Selected Poems of Jorge Luis Borges

Viking, 1999

A strange and unaccountable gift to translators. If "habitación" means "room" and "departamento" apartment, "sentenciosas calles" are streets as sententious as night is unanimous. As if in response to his world fame, Borges rests his intricate and detailed labyrinths on a legerdemain that extends from "Invocation to Joyce" (a poem whose jest relies on a simple allusion: "I am the other ones"—the lesser moderns who sing this ode) to "The weft" ("La trama", not "La telaraña", "The web"); the delicacy of construction hinges on the isolation of "weft" as the middle term between a tacit principal and a stated ultima, which is the grandest example of Nabokov's critique:

A poet's death is, after all,
a question of technique, a neat
enjambment, a melodic fall.

The later poems also admit an unheard-of rage in "The accomplice", which begins, "They crucify me. I have to be the cross, the nails", ending with "My fortune or misfortune does not matter./I am the poet."

Borges, for whom Stravinsky meant a sort of senseless hilarity, records a musical impression in "Music box" and writes a poem "To Johannes Brahms", of all people. A characteristic drollery is made into "Nostalgia for the present" (the translations here are mine):

At that precise moment to himself the man said:
What would I not give
to be with you in Iceland
under the grand immobile daytime
and share this now
like sharing music
or the taste of fruit.
At that precise moment
the man was together with her in Iceland.

The reader will note that "La cifra" ("The cipher") is given an entirely suppositional translation as "The limit", that a general melancholy prevails on the English side that masks a vagary rivaling Fowlie's Rimbaud, which is the only Rimbaud we have. This is not an improvement on the 1972 edition; its advantage is an extended selection.
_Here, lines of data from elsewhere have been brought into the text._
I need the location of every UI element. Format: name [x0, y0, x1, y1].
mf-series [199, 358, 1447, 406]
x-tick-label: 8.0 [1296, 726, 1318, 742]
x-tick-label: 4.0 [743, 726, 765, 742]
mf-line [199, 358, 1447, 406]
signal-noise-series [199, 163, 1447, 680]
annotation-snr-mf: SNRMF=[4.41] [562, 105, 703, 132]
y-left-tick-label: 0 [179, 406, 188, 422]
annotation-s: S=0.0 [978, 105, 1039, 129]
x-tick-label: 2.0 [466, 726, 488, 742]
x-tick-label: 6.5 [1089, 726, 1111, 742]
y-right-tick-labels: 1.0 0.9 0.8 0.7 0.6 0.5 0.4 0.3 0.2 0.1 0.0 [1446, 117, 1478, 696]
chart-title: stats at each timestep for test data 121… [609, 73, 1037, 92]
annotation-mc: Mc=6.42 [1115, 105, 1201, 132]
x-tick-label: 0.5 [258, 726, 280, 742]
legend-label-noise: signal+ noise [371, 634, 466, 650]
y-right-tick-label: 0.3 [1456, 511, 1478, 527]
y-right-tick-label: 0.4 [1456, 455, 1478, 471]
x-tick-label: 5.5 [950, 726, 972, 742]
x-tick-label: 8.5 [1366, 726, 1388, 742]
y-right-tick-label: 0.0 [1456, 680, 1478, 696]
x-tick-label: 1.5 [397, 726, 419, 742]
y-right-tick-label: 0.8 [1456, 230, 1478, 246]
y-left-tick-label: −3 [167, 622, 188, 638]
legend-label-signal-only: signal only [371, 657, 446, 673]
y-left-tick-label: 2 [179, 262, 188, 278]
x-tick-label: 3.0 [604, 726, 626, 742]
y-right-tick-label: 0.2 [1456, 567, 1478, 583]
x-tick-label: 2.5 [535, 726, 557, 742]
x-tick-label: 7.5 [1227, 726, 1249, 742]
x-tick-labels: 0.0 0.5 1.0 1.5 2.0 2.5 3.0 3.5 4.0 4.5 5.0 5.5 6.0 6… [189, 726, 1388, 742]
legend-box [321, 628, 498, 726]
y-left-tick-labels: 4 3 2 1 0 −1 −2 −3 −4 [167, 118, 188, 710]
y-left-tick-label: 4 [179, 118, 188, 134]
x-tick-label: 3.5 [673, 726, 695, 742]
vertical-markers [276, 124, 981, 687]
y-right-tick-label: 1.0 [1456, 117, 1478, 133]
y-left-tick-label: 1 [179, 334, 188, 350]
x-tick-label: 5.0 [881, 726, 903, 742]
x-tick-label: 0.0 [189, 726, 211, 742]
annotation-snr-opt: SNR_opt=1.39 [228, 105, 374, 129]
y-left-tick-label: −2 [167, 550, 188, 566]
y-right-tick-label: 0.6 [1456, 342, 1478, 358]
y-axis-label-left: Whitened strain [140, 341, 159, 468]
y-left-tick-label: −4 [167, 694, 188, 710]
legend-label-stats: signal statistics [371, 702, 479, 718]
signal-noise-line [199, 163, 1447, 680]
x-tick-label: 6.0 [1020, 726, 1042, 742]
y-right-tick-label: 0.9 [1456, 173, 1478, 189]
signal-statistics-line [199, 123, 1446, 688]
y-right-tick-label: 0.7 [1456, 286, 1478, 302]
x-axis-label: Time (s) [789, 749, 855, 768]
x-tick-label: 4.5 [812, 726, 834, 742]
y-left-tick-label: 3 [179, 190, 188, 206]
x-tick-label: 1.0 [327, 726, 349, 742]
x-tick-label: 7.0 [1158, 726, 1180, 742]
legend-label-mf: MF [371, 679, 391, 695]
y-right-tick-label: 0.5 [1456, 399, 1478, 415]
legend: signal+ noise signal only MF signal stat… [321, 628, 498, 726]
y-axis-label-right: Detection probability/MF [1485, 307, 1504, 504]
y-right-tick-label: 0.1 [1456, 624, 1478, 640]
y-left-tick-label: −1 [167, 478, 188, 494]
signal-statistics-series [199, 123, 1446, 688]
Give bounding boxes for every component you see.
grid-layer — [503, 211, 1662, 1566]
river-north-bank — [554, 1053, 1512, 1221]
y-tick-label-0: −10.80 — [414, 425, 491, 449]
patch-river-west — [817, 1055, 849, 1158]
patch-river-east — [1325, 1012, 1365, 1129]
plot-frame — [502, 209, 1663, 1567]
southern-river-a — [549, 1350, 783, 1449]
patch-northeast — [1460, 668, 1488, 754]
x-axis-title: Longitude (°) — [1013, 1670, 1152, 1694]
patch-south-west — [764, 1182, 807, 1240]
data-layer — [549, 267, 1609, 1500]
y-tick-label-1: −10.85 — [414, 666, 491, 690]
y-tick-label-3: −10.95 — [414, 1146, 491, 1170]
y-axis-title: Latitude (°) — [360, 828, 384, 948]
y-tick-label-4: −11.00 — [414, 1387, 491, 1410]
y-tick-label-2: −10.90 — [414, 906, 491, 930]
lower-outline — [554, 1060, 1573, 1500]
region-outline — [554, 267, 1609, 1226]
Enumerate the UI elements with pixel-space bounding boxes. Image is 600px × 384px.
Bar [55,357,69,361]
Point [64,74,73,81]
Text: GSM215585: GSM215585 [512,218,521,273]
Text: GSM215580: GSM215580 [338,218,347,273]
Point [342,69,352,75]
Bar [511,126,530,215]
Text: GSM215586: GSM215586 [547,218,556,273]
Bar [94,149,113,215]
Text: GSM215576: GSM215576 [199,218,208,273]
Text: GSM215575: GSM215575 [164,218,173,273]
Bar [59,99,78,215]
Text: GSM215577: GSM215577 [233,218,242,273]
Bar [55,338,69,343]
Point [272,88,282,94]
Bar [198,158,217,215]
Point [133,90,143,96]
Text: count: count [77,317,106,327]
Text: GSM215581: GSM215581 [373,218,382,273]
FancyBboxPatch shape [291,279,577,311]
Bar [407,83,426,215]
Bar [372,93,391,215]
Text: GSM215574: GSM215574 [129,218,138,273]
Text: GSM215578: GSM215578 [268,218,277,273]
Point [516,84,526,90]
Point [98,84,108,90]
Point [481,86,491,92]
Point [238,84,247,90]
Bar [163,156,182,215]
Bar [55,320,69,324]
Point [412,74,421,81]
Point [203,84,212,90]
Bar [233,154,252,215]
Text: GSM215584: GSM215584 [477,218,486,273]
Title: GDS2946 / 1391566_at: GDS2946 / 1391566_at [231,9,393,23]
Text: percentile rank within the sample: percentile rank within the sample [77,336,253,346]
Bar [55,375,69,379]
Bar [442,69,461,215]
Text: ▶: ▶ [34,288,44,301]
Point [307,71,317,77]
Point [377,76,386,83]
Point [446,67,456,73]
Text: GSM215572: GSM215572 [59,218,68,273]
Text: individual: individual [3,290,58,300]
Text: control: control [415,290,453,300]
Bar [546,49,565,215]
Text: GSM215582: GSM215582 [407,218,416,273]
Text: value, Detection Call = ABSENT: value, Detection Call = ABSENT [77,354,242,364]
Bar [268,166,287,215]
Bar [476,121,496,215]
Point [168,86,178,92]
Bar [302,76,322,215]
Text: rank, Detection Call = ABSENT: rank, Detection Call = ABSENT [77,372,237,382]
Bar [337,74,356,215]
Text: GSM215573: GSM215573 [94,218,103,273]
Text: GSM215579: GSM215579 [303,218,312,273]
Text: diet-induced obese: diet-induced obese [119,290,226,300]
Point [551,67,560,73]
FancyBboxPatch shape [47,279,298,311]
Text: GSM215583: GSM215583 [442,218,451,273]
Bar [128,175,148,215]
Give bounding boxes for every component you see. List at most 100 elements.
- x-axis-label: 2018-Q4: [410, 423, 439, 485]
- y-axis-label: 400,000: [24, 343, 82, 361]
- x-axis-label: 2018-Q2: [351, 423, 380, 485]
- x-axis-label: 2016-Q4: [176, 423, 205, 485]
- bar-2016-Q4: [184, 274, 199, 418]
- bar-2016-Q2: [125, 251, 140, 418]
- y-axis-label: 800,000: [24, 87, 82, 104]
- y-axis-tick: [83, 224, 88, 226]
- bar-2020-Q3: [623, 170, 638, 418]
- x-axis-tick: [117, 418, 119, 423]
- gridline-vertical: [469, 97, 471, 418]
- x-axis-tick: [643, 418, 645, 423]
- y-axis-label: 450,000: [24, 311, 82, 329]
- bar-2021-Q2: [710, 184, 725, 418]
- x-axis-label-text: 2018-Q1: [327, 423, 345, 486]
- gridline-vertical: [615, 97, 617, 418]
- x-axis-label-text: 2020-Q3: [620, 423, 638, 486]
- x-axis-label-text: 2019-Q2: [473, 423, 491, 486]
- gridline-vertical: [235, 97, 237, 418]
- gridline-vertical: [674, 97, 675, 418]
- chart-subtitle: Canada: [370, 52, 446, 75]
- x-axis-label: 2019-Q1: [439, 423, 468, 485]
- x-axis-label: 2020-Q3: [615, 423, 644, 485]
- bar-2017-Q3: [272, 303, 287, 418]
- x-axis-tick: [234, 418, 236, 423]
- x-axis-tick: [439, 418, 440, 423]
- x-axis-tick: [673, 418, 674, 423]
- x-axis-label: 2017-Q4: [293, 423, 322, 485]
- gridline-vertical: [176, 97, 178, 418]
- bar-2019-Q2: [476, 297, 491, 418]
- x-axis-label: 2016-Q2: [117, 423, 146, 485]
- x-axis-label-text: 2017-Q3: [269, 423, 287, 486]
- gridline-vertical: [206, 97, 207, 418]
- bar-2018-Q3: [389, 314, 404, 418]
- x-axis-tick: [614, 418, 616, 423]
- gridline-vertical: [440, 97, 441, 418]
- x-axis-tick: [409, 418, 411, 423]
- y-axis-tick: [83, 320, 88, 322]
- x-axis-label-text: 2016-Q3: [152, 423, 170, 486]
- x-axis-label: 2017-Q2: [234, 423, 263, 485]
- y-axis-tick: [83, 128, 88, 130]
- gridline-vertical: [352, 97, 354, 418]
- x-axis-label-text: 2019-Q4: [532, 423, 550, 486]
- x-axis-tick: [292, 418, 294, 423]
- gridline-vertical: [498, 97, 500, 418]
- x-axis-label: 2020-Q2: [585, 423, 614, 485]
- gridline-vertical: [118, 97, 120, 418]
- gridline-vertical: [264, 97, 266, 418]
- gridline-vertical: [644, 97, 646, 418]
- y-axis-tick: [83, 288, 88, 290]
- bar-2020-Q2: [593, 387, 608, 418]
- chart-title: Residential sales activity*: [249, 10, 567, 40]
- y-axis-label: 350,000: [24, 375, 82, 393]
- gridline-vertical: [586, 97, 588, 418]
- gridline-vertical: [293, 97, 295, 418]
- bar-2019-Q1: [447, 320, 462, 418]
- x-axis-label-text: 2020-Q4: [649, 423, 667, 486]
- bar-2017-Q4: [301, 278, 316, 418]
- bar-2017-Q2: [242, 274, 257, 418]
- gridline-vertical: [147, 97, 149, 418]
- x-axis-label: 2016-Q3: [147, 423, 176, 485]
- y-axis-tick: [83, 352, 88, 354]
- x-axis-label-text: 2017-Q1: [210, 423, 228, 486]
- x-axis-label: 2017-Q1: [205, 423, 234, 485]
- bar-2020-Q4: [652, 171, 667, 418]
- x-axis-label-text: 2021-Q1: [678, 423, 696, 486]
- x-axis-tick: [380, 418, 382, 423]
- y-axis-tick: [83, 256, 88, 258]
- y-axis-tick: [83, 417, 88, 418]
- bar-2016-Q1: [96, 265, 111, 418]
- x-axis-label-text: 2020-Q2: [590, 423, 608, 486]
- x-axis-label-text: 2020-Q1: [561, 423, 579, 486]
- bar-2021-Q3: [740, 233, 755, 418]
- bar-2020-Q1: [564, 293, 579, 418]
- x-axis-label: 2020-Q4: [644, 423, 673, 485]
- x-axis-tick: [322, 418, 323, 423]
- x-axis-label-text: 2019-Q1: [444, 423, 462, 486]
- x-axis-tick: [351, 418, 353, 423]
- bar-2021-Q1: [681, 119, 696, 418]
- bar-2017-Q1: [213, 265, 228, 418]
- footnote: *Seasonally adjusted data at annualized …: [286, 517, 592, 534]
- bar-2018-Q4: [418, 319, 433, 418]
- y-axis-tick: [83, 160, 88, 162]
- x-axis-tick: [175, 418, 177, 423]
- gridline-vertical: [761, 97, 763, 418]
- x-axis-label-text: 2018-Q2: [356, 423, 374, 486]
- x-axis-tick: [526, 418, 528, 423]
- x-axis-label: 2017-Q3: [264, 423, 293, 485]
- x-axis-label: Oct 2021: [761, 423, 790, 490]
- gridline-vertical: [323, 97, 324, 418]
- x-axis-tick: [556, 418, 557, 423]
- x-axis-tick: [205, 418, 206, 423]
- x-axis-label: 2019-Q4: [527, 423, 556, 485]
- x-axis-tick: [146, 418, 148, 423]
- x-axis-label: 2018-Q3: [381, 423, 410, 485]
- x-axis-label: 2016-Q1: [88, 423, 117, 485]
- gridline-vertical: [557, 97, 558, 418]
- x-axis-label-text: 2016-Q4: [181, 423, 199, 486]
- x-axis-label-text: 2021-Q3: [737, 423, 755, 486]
Florid paraphrase, inaccuracy and a few howlers punctuate it. It is overpriced and not particularly well-manufactured. Sixty years of poetic labor are represented. The last poem here, "The weft" (translated as "The web") is his finest. The mirrors and labyrinths of "The cypress leaves" are real and functional. He visits Spain without "myths and masks", and in Japan sees the face of Buddha in a dream. Mexico is a delicate nightmare:

...The yard filled
With slow slight moonlight no-one sees, the sere
Violet in forgotten Nájera's pages...

Whatever conclusion one may draw from Rimbaud in English to Jim Morrison, Poet, one is likely to miss a certain crucial subtlety here. There is something new in Borges' poetry after El oro de los tigres, which I think is announced in the last lines of "Susana Bombal":

Behind myth and mask
her soul alone.

The Spanish originals allow the reader to judge for himself the performance of this capital poet. Noted names have given us a translation for reworking.